Industry cheer as EU opt-in data threat is lifted

brussels 2The marketing industry has been given an early Christmas present by Brussels after agreement has been reached on the final text of the long-awaited data protection reforms, with many of the draconian measures – including moving to an opt-in only regime – being ditched.
Although a vote is not due to take place until tomorrow in the Civil Liberties Committee – and will not be complete until a final vote by MEPs in the European Parliament in the new year – marketers will already be able to breathe a collective sigh of relief.
Out has gone the threat of ‘explicit’ consent, with the text referring to ‘unambiguous’ consent for marketing data. Under unambiguous consent, consent for postal and telephone marketing can still be given on an unsubscribe or opt-out basis.
The text also recognises that the processing of personal information for marketing purposes may be regarded as carried out for a legitimate interest.
Most marketers will use the legitimate interest grounds for processing personal information if they are using an unsubscribe/opt-out methods. But the right to unsubscribe/opt-out must be brought to the attention of the individual in the first communication and be clearly and separately stated.
DMA Solicitor James Milligan said: “Marketing organisations should bear in mind that the rules on consent will tighten up. Information must be provided concisely, in a transparent and intelligible way, and be easily accessible using clear and plain language.”
There has also been a let-off for online marketers.
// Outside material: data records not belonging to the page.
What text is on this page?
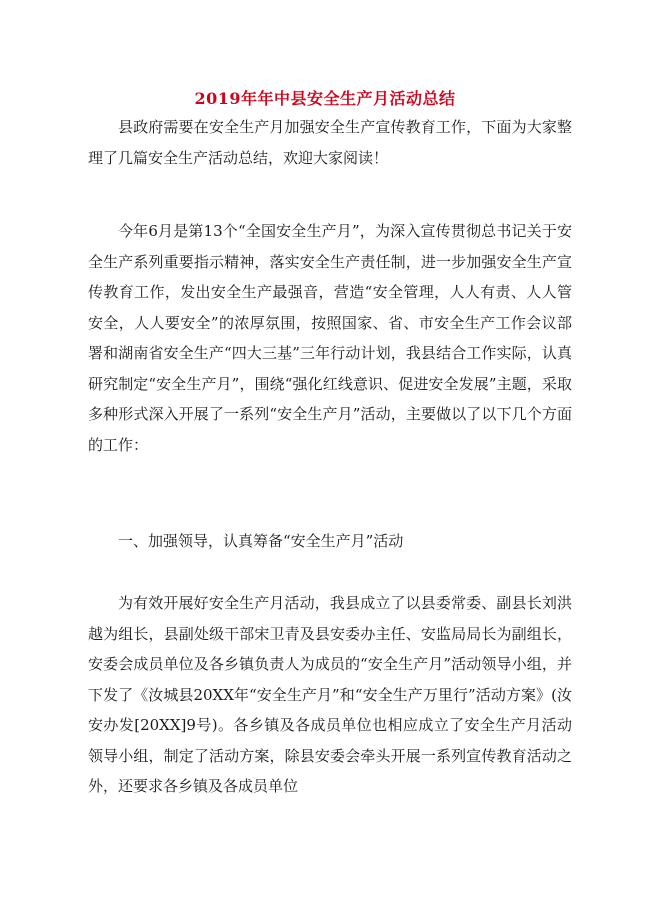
2019年年中县安全生产月活动总结
县政府需要在安全生产月加强安全生产宣传教育工作，下面为大家整理了几篇安全生产活动总结，欢迎大家阅读！
今年6月是第13个“全国安全生产月”，为深入宣传贯彻总书记关于安全生产系列重要指示精神，落实安全生产责任制，进一步加强安全生产宣传教育工作，发出安全生产最强音，营造“安全管理，人人有责、人人管安全，人人要安全”的浓厚氛围，按照国家、省、市安全生产工作会议部署和湖南省安全生产“四大三基”三年行动计划，我县结合工作实际，认真研究制定“安全生产月”，围绕“强化红线意识、促进安全发展”主题，采取多种形式深入开展了一系列“安全生产月”活动，主要做以了以下几个方面的工作：
一、加强领导，认真筹备“安全生产月”活动
为有效开展好安全生产月活动，我县成立了以县委常委、副县长刘洪越为组长，县副处级干部宋卫青及县安委办主任、安监局局长为副组长，安委会成员单位及各乡镇负责人为成员的“安全生产月”活动领导小组，并下发了《汝城县20XX年“安全生产月”和“安全生产万里行”活动方案》(汝安办发[20XX]9号)。各乡镇及各成员单位也相应成立了安全生产月活动领导小组，制定了活动方案，除县安委会牵头开展一系列宣传教育活动之外，还要求各乡镇及各成员单位
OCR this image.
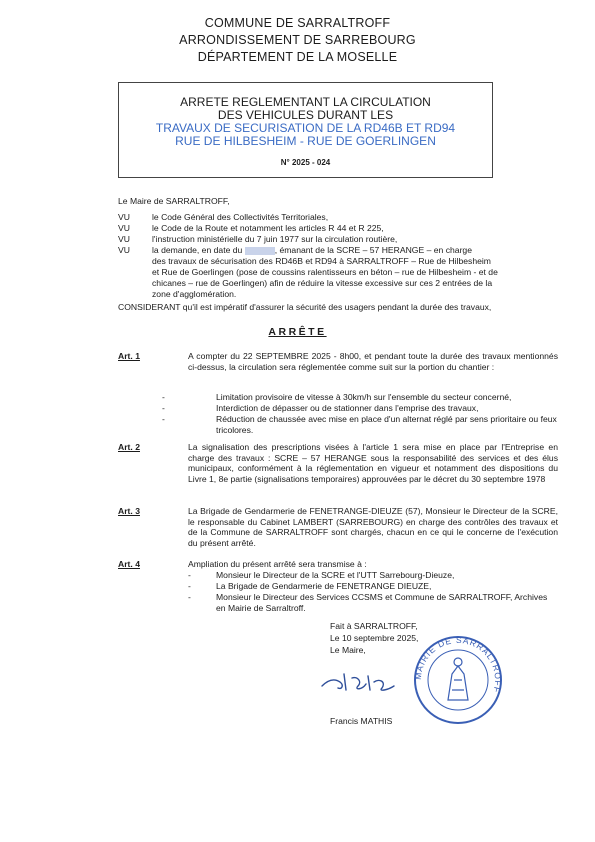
COMMUNE DE SARRALTROFF
ARRONDISSEMENT DE SARREBOURG
DÉPARTEMENT DE LA MOSELLE
ARRETE REGLEMENTANT LA CIRCULATION
DES VEHICULES DURANT LES
TRAVAUX DE SECURISATION DE LA RD46B ET RD94
RUE DE HILBESHEIM - RUE DE GOERLINGEN
N° 2025 - 024
Le Maire de SARRALTROFF,
VU	le Code Général des Collectivités Territoriales,
VU	le Code de la Route et notamment les articles R 44 et R 225,
VU	l'instruction ministérielle du 7 juin 1977 sur la circulation routière,
VU	la demande, en date du	, émanant de la SCRE – 57 HERANGE – en charge
des travaux de sécurisation des RD46B et RD94 à SARRALTROFF – Rue de Hilbesheim
et Rue de Goerlingen (pose de coussins ralentisseurs en béton – rue de Hilbesheim - et de
chicanes – rue de Goerlingen) afin de réduire la vitesse excessive sur ces 2 entrées de la
zone d'agglomération.
CONSIDERANT qu'il est impératif d'assurer la sécurité des usagers pendant la durée des travaux,
ARRÊTE
Art. 1	A compter du 22 SEPTEMBRE 2025 - 8h00, et pendant toute la durée des travaux mentionnés ci-dessus, la circulation sera réglementée comme suit sur la portion du chantier :
-	Limitation provisoire de vitesse à 30km/h sur l'ensemble du secteur concerné,
-	Interdiction de dépasser ou de stationner dans l'emprise des travaux,
-	Réduction de chaussée avec mise en place d'un alternat réglé par sens prioritaire ou feux tricolores.
Art. 2	La signalisation des prescriptions visées à l'article 1 sera mise en place par l'Entreprise en charge des travaux : SCRE – 57 HERANGE sous la responsabilité des services et des élus municipaux, conformément à la réglementation en vigueur et notamment des dispositions du Livre 1, 8e partie (signalisations temporaires) approuvées par le décret du 30 septembre 1978
Art. 3	La Brigade de Gendarmerie de FENETRANGE-DIEUZE (57), Monsieur le Directeur de la SCRE, le responsable du Cabinet LAMBERT (SARREBOURG) en charge des contrôles des travaux et de la Commune de SARRALTROFF sont chargés, chacun en ce qui le concerne de l'exécution du présent arrêté.
Art. 4	Ampliation du présent arrêté sera transmise à :
-	Monsieur le Directeur de la SCRE et l'UTT Sarrebourg-Dieuze,
-	La Brigade de Gendarmerie de FENETRANGE DIEUZE,
-	Monsieur le Directeur des Services CCSMS et Commune de SARRALTROFF, Archives en Mairie de Sarraltroff.
Fait à SARRALTROFF,
Le 10 septembre 2025,
Le Maire,
MAIRIE DE SARRALTROFF
Francis MATHIS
A cookie placed by an internet service provider will be classified as personal data as it could identify a consumer, but a cookie placed by an advertiser cannot be linked to an email address or anything else which could identify a consumer, so is unlikely to be considered as personal data.
Milligan added: “This represents a sensible compromise as it was feared that all online identifiers would be considered as personal data. This separation means non-identifiable, ‘blind’ data can be more widely used than identifiable personal data.”
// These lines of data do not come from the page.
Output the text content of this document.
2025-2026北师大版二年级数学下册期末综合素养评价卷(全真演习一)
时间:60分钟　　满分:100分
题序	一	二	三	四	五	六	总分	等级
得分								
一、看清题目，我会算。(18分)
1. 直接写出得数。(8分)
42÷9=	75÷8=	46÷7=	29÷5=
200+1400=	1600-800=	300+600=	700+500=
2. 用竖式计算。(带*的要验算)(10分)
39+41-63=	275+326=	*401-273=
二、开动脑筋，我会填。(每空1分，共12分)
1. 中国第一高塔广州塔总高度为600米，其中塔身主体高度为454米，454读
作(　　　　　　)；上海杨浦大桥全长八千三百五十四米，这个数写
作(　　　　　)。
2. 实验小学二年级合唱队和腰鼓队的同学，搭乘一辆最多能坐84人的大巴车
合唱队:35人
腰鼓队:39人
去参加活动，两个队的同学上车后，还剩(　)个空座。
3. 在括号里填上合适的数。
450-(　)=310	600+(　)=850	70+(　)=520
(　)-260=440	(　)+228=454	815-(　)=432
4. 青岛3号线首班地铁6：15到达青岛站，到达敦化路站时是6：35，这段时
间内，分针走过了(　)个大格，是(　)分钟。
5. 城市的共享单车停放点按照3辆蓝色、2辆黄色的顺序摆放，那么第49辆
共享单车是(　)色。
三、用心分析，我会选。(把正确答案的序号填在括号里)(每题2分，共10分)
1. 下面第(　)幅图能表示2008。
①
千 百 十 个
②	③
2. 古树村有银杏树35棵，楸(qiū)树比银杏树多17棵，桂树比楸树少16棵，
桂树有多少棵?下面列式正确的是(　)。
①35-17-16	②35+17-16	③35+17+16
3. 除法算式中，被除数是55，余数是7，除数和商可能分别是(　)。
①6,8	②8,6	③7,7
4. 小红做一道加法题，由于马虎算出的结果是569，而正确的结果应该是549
There is still plenty to be wary of, however. The legislation could allow fines of up to 4% of global turnover and create the post of data protection officer to police companies’ use of personal data, although this role will not be mandantory for all firms. In addition, the legal minimum age to register with social networking sites could rise from 13 up to 16, depending on the discretion of particular member states.
DMA group chief executive Chris Combemale welcomed the changes. He said: “Companies that already adhere to the DMA Code will find that they are mostly compliant already, and have a head-start with two years to go before implementation, but there will still be some work to do.”
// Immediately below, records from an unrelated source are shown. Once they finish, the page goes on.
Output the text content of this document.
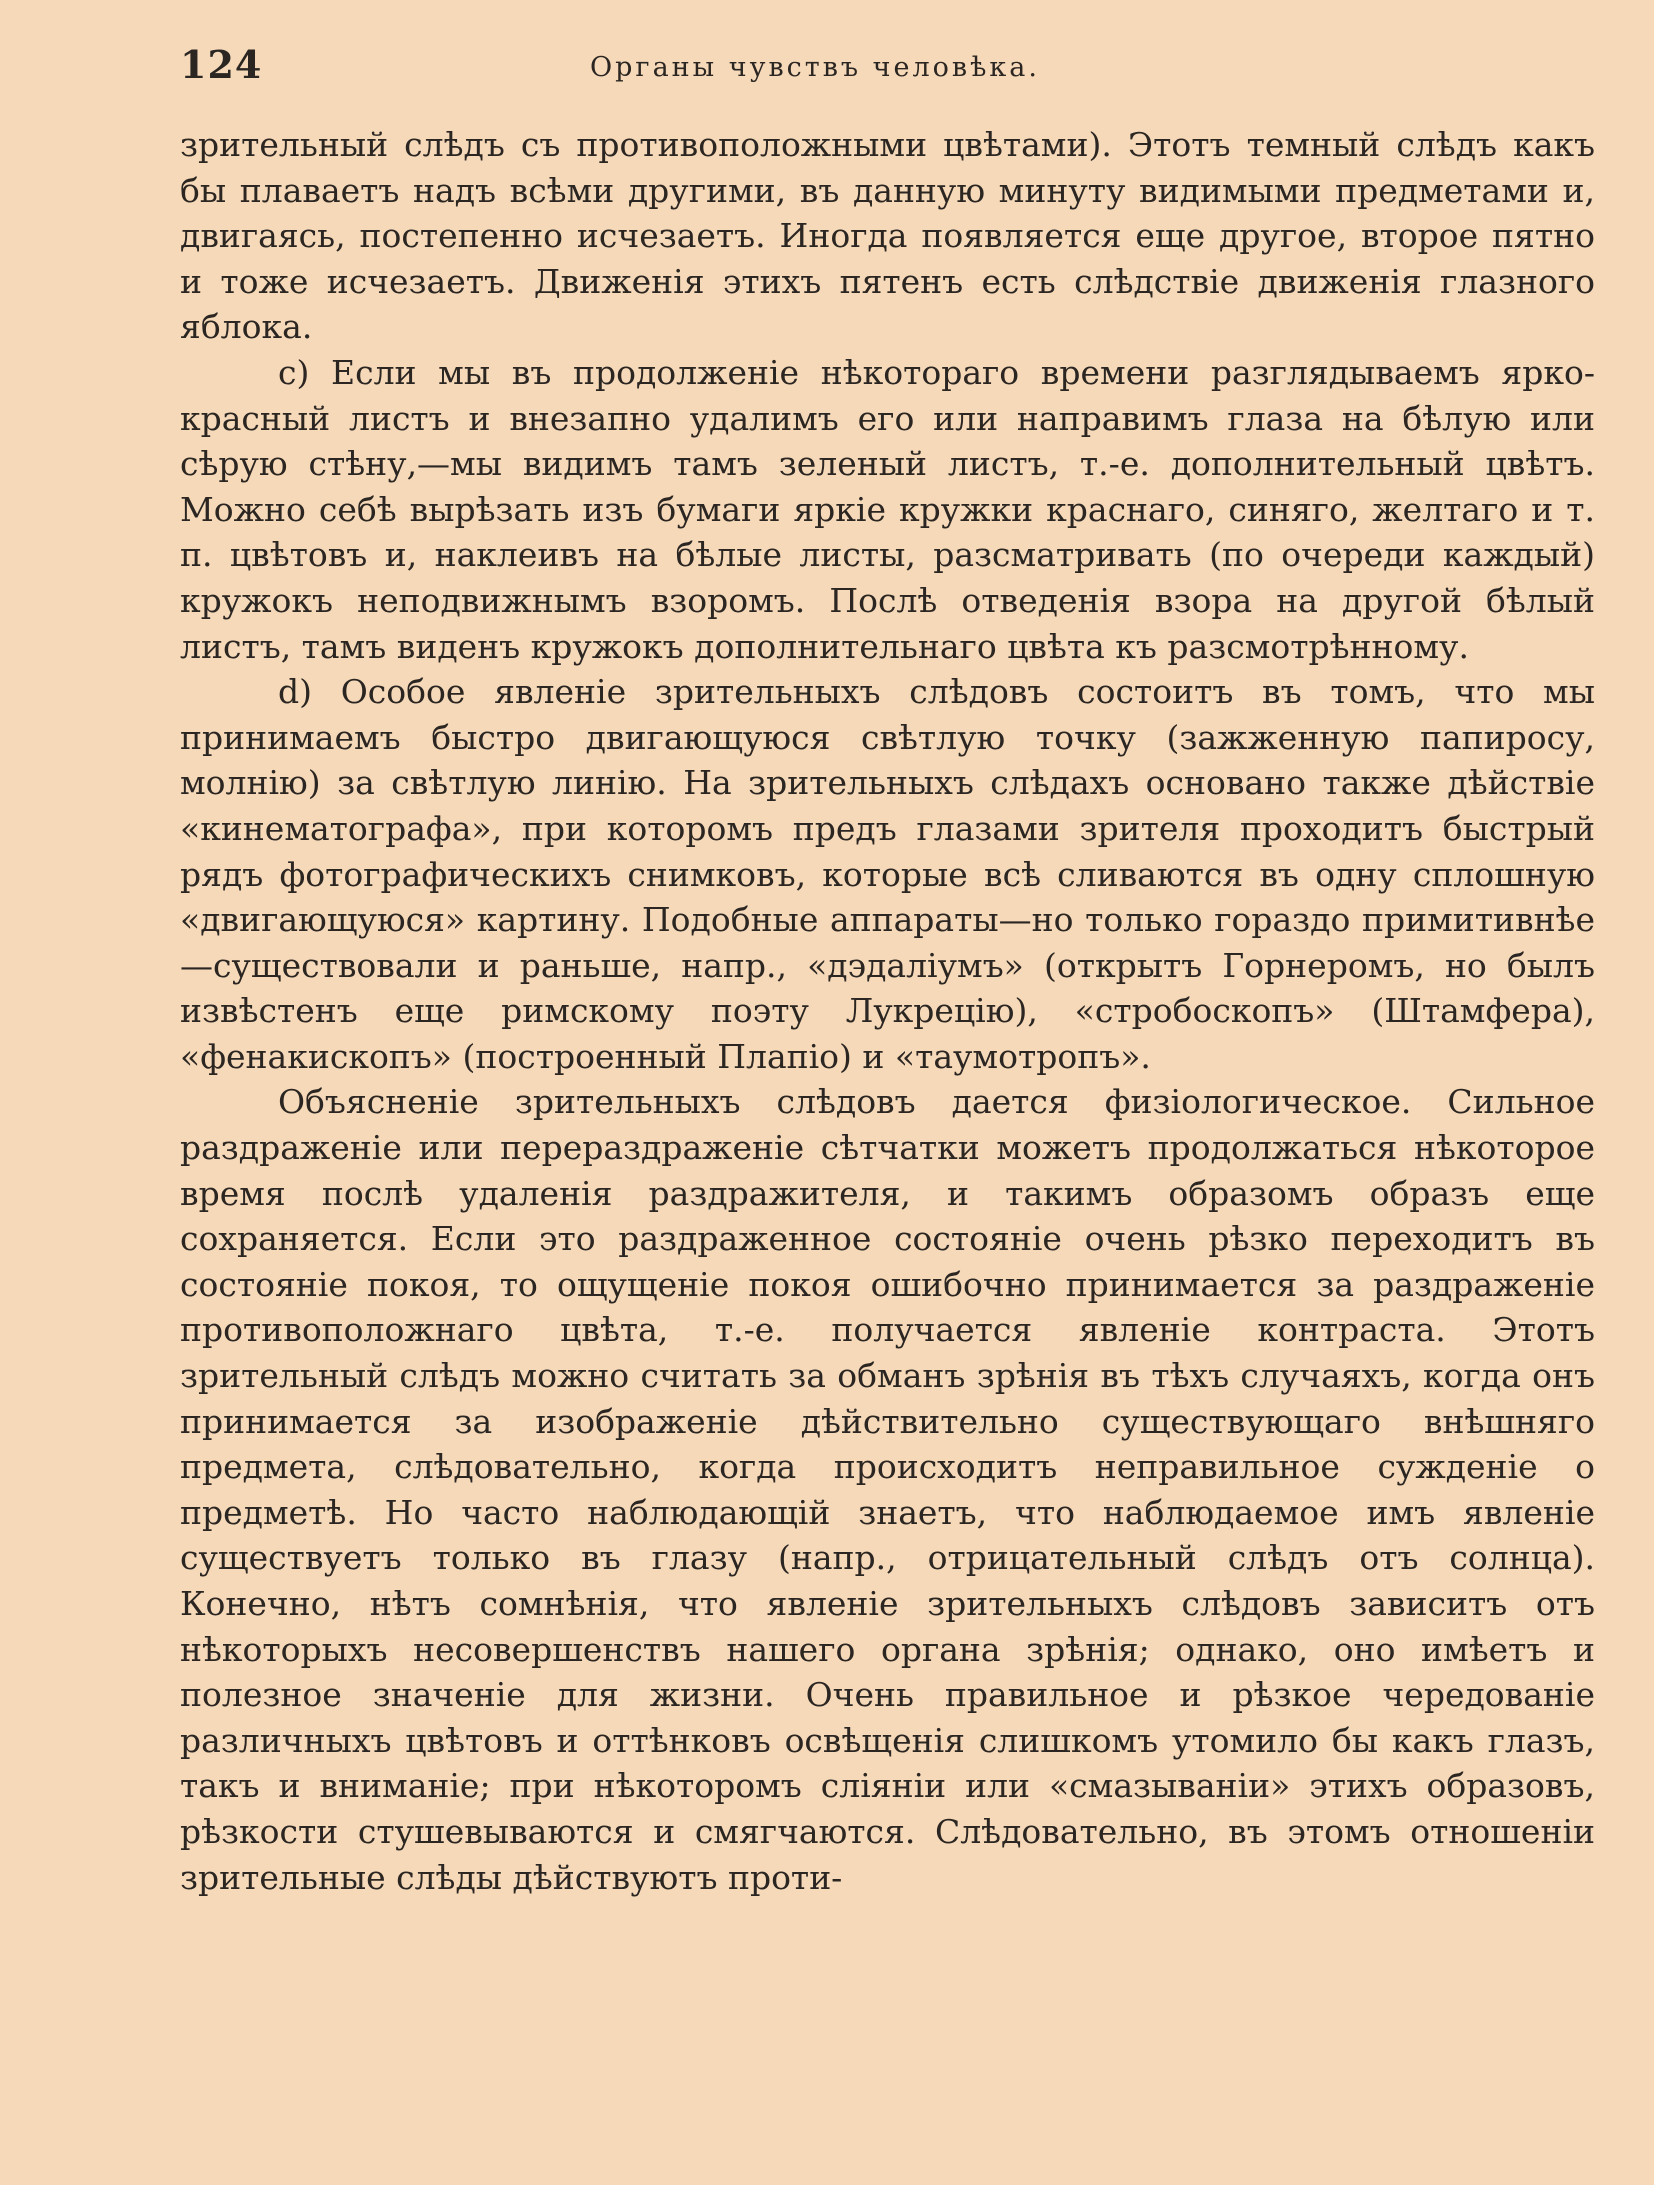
124	Органы чувствъ человѣка.

зрительный слѣдъ съ противоположными цвѣтами). Этотъ темный слѣдъ какъ бы плаваетъ надъ всѣми другими, въ данную минуту видимыми предметами и, двигаясь, постепенно исчезаетъ. Иногда появляется еще другое, второе пятно и тоже исчезаетъ. Движенія этихъ пятенъ есть слѣдствіе движенія глазного яблока.

c) Если мы въ продолженіе нѣкотораго времени разглядываемъ ярко-красный листъ и внезапно удалимъ его или направимъ глаза на бѣлую или сѣрую стѣну,—мы видимъ тамъ зеленый листъ, т.-е. дополнительный цвѣтъ. Можно себѣ вырѣзать изъ бумаги яркіе кружки краснаго, синяго, желтаго и т. п. цвѣтовъ и, наклеивъ на бѣлые листы, разсматривать (по очереди каждый) кружокъ неподвижнымъ взоромъ. Послѣ отведенія взора на другой бѣлый листъ, тамъ виденъ кружокъ дополнительнаго цвѣта къ разсмотрѣнному.

d) Особое явленіе зрительныхъ слѣдовъ состоитъ въ томъ, что мы принимаемъ быстро двигающуюся свѣтлую точку (зажженную папиросу, молнію) за свѣтлую линію. На зрительныхъ слѣдахъ основано также дѣйствіе «кинематографа», при которомъ предъ глазами зрителя проходитъ быстрый рядъ фотографическихъ снимковъ, которые всѣ сливаются въ одну сплошную «двигающуюся» картину. Подобные аппараты—но только гораздо примитивнѣе—существовали и раньше, напр., «дэдаліумъ» (открытъ Горнеромъ, но былъ извѣстенъ еще римскому поэту Лукрецію), «стробоскопъ» (Штамфера), «фенакископъ» (построенный Плапіо) и «таумотропъ».

Объясненіе зрительныхъ слѣдовъ дается физіологическое. Сильное раздраженіе или перераздраженіе сѣтчатки можетъ продолжаться нѣкоторое время послѣ удаленія раздражителя, и такимъ образомъ образъ еще сохраняется. Если это раздраженное состояніе очень рѣзко переходитъ въ состояніе покоя, то ощущеніе покоя ошибочно принимается за раздраженіе противоположнаго цвѣта, т.-е. получается явленіе контраста. Этотъ зрительный слѣдъ можно считать за обманъ зрѣнія въ тѣхъ случаяхъ, когда онъ принимается за изображеніе дѣйствительно существующаго внѣшняго предмета, слѣдовательно, когда происходитъ неправильное сужденіе о предметѣ. Но часто наблюдающій знаетъ, что наблюдаемое имъ явленіе существуетъ только въ глазу (напр., отрицательный слѣдъ отъ солнца). Конечно, нѣтъ сомнѣнія, что явленіе зрительныхъ слѣдовъ зависитъ отъ нѣкоторыхъ несовершенствъ нашего органа зрѣнія; однако, оно имѣетъ и полезное значеніе для жизни. Очень правильное и рѣзкое чередованіе различныхъ цвѣтовъ и оттѣнковъ освѣщенія слишкомъ утомило бы какъ глазъ, такъ и вниманіе; при нѣкоторомъ сліяніи или «смазываніи» этихъ образовъ, рѣзкости стушевываются и смягчаются. Слѣдовательно, въ этомъ отношеніи зрительные слѣды дѣйствуютъ проти-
Following the vote in Parliament, member states will have two years to get the legislation into their own laws.
German MEP and the EU Parliament’s lead on the regulation, Jan Philipp Albrecht, said: “Today’s negotiations hopefully have cleared the way for a final agreement. In future, firms breaching EU data protection rules could be fined as much as 4% of annual turnover – for global internet companies in particular, this could amount to billions. In addition, companies will also have to appoint a data protection officer if they process sensitive data on a large scale or collect information on many consumers.”